The heating member 22 has a length greater than the width of the sheet P and is positioned in such a manner as to lie down in the widthwise direction of the sheet P. The heating member 22 has a substantially semicircular cross-section and is affixed to a base, not shown, positioned above a guide plate 32. The guide plate 32 is positioned upstream of the nip 28 in a direction of sheet conveyance D. The heating member 22 supports a resistance heating body (simply heating body hereinafter) 27 via an electric insulation layer 26. The heating body 27 is formed on the surface 22 a of the heating member 22 opposite to the surface 22 b that contacts the belt 24. Let the sides 22 a and 22 b be referred to as an inner surface and an outer surface or contact surface hereinafter. The heating body 27 is connected to a power source 34.

More specifically, as shown in FIG. 4, the heating body 27 is implemented as two heating bodies formed on the inner surface 26 a of the insulation layer 26 in a labyrinth pattern each. Each heating body 27 is connected to the power source 34 via a respective terminal portion 54 or 55 and controlled independently of the other heating body 27. The insulation layer 26 electrically isolates the heating bodies 27 from the heating member 22. The power source 34 causes the heating bodies 27 to generate heat and thereby heat the heating member 22. The heating member 22 can be provided with any suitable heat distribution in accordance with the pattern of the heating bodies 27. Ideally, from the safety standpoint, another insulation layer 26 should preferably be positioned inward of the heating bodies 27 such that the two insulation layers 26 sandwich the heating bodies 27.

At least the outer surface 22 b of the heating member 22 is curved and therefore exerts a minimum of resistance on the belt 23. Considering the uniform heat transfer from the heating bodies 27 to the belt 23, it is preferable that the heating member 22 has a uniform thickness. In this sense, both of the outer surface 22 b and inner surface 22 a should preferably be curved. It is to be noted that when temperature is apt to rise at the axially opposite ends of the heating member 22, the heating member 22 may be thickened at the above ends. The heating member 22 is formed of aluminum, carbon steel or stainless steel by way of example.

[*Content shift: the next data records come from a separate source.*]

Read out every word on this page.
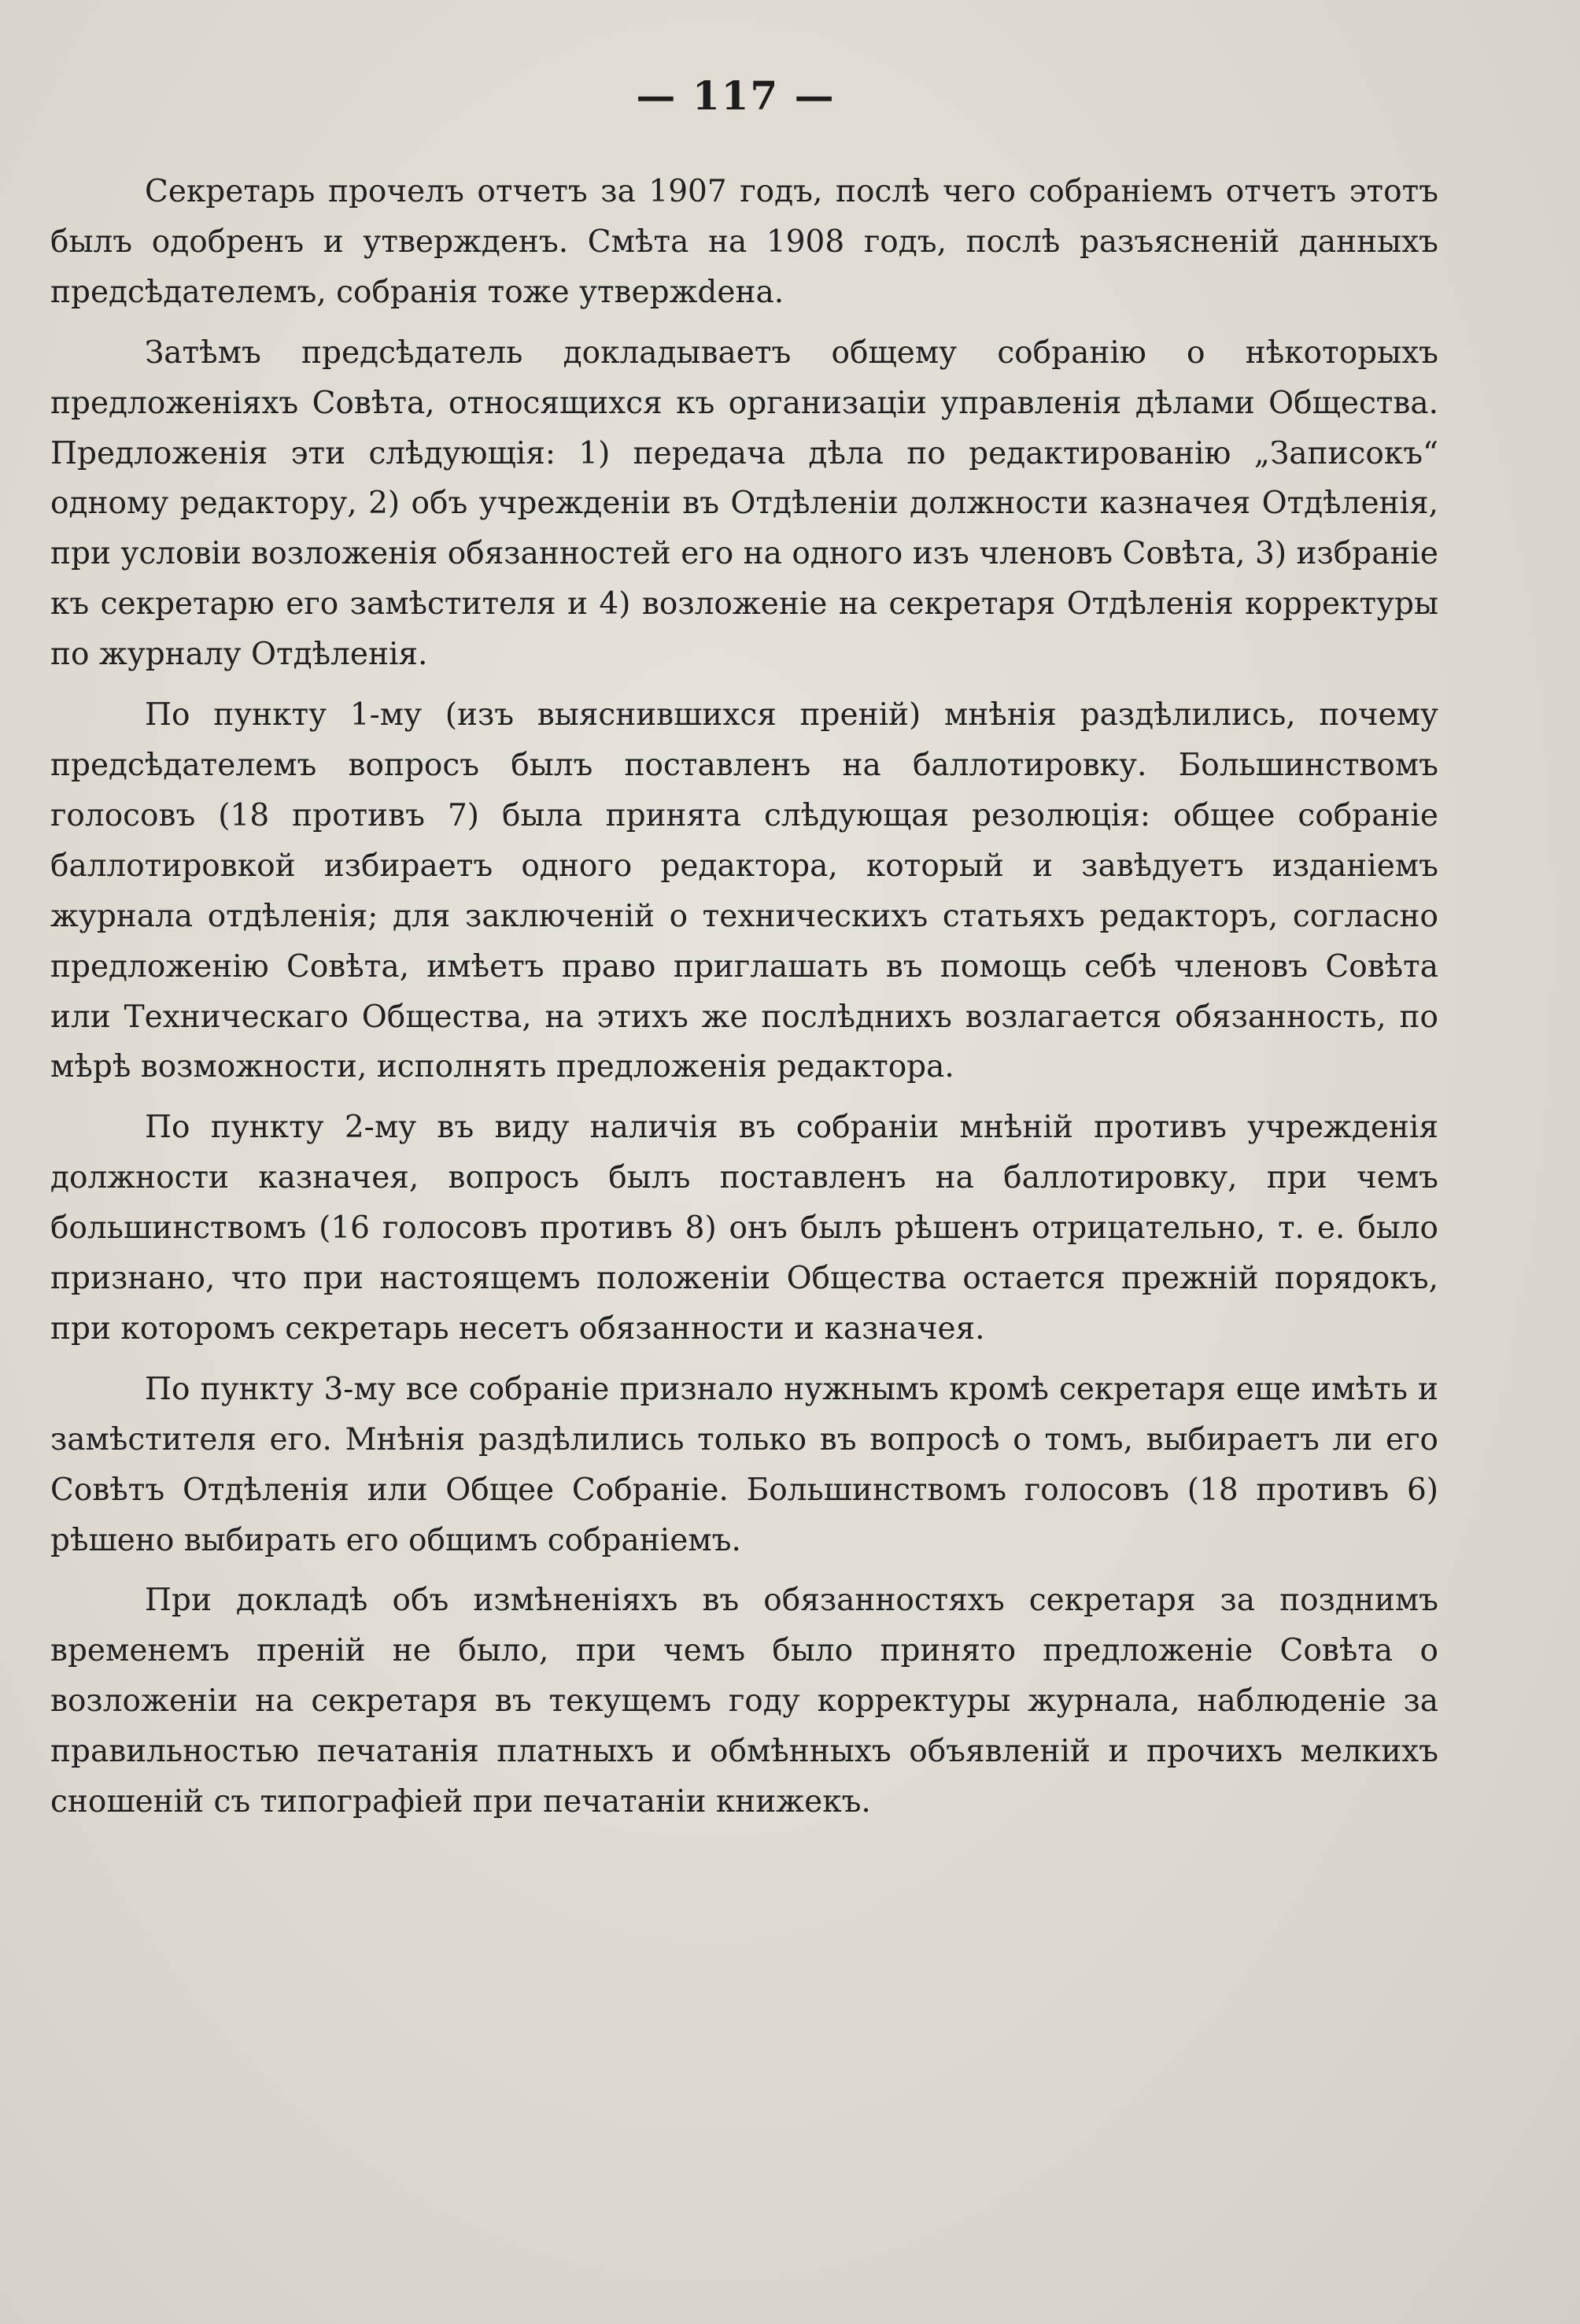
— 117 —

Секретарь прочелъ отчетъ за 1907 годъ, послѣ чего собраніемъ отчетъ этотъ былъ одобренъ и утвержденъ. Смѣта на 1908 годъ, послѣ разъясненій данныхъ предсѣдателемъ, собранія тоже утвержdена.

Затѣмъ предсѣдатель докладываетъ общему собранію о нѣкоторыхъ предложеніяхъ Совѣта, относящихся къ организаціи управленія дѣлами Общества. Предложенія эти слѣдующія: 1) передача дѣла по редактированію „Записокъ“ одному редактору, 2) объ учрежденіи въ Отдѣленіи должности казначея Отдѣленія, при условіи возложенія обязанностей его на одного изъ членовъ Совѣта, 3) избраніе къ секретарю его замѣстителя и 4) возложеніе на секретаря Отдѣленія корректуры по журналу Отдѣленія.

По пункту 1-му (изъ выяснившихся преній) мнѣнія раздѣлились, почему предсѣдателемъ вопросъ былъ поставленъ на баллотировку. Большинствомъ голосовъ (18 противъ 7) была принята слѣдующая резолюція: общее собраніе баллотировкой избираетъ одного редактора, который и завѣдуетъ изданіемъ журнала отдѣленія; для заключеній о техническихъ статьяхъ редакторъ, согласно предложенію Совѣта, имѣетъ право приглашать въ помощь себѣ членовъ Совѣта или Техническаго Общества, на этихъ же послѣднихъ возлагается обязанность, по мѣрѣ возможности, исполнять предложенія редактора.

По пункту 2-му въ виду наличія въ собраніи мнѣній противъ учрежденія должности казначея, вопросъ былъ поставленъ на баллотировку, при чемъ большинствомъ (16 голосовъ противъ 8) онъ былъ рѣшенъ отрицательно, т. е. было признано, что при настоящемъ положеніи Общества остается прежній порядокъ, при которомъ секретарь несетъ обязанности и казначея.

По пункту 3-му все собраніе признало нужнымъ кромѣ секретаря еще имѣть и замѣстителя его. Мнѣнія раздѣлились только въ вопросѣ о томъ, выбираетъ ли его Совѣтъ Отдѣленія или Общее Собраніе. Большинствомъ голосовъ (18 противъ 6) рѣшено выбирать его общимъ собраніемъ.

При докладѣ объ измѣненіяхъ въ обязанностяхъ секретаря за позднимъ временемъ преній не было, при чемъ было принято предложеніе Совѣта о возложеніи на секретаря въ текущемъ году корректуры журнала, наблюденіе за правильностью печатанія платныхъ и обмѣнныхъ объявленій и прочихъ мелкихъ сношеній съ типографіей при печатаніи книжекъ.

A low-friction layer 25 intervenes between the outer surface 22 b of the heating member 22 and the inner surface 23 b of the belt 23 in order to reduce the wear of the member 22 and that of the belt 23. While the low-friction layer 25 may be provided on either one of the surfaces 22 b and 23 b, it should preferably be provided on the surface 22 b for reducing an area. The low-friction member 25 should preferably be formed of Teflon or similar material highly resistive to heat and durable.

When the power source 34 feeds power to the heating bodies 27 and the motor 29 is driven, the heating member 22 heats the belt 23, which is moved in a direction C, at a position upstream of the nip 28. The belt 23 therefore heats the toner image 33 carried on the sheet P and thereby fixes it on the sheet P.

In the illustrative embodiment, the heating member 22 with the heating bodies 27 is fixed in place. This protects the heating bodies 27 and terminal portions 54 and 55 from wear and insures stable contact thereof. Even when the heating bodies 27 are controlled independently of each other, friction at the terminal portions 54 and 55 does not have to be taken account of because the heating member 22 does not rotate.

As stated above, the illustrative embodiment applies a planar heating system to a belt type fixing device as a heat source. This solves wear and other problems ascribable to sliding movement to occur at the terminal portion of a conventional roller type fixing device. The stationary heating member 22 allows sufficient power to be stably fed to the resistance heating bodies 27 and thereby stabilizes heat transfer to the toner image 33 at the nip 28, enhancing reliable fixation. Further, the heating bodies 27 are printed on the insulation layer 26 and supported by the heating member 22. The fixing device is therefore lower in cost than a fixing device using a plurality of halogen lamps.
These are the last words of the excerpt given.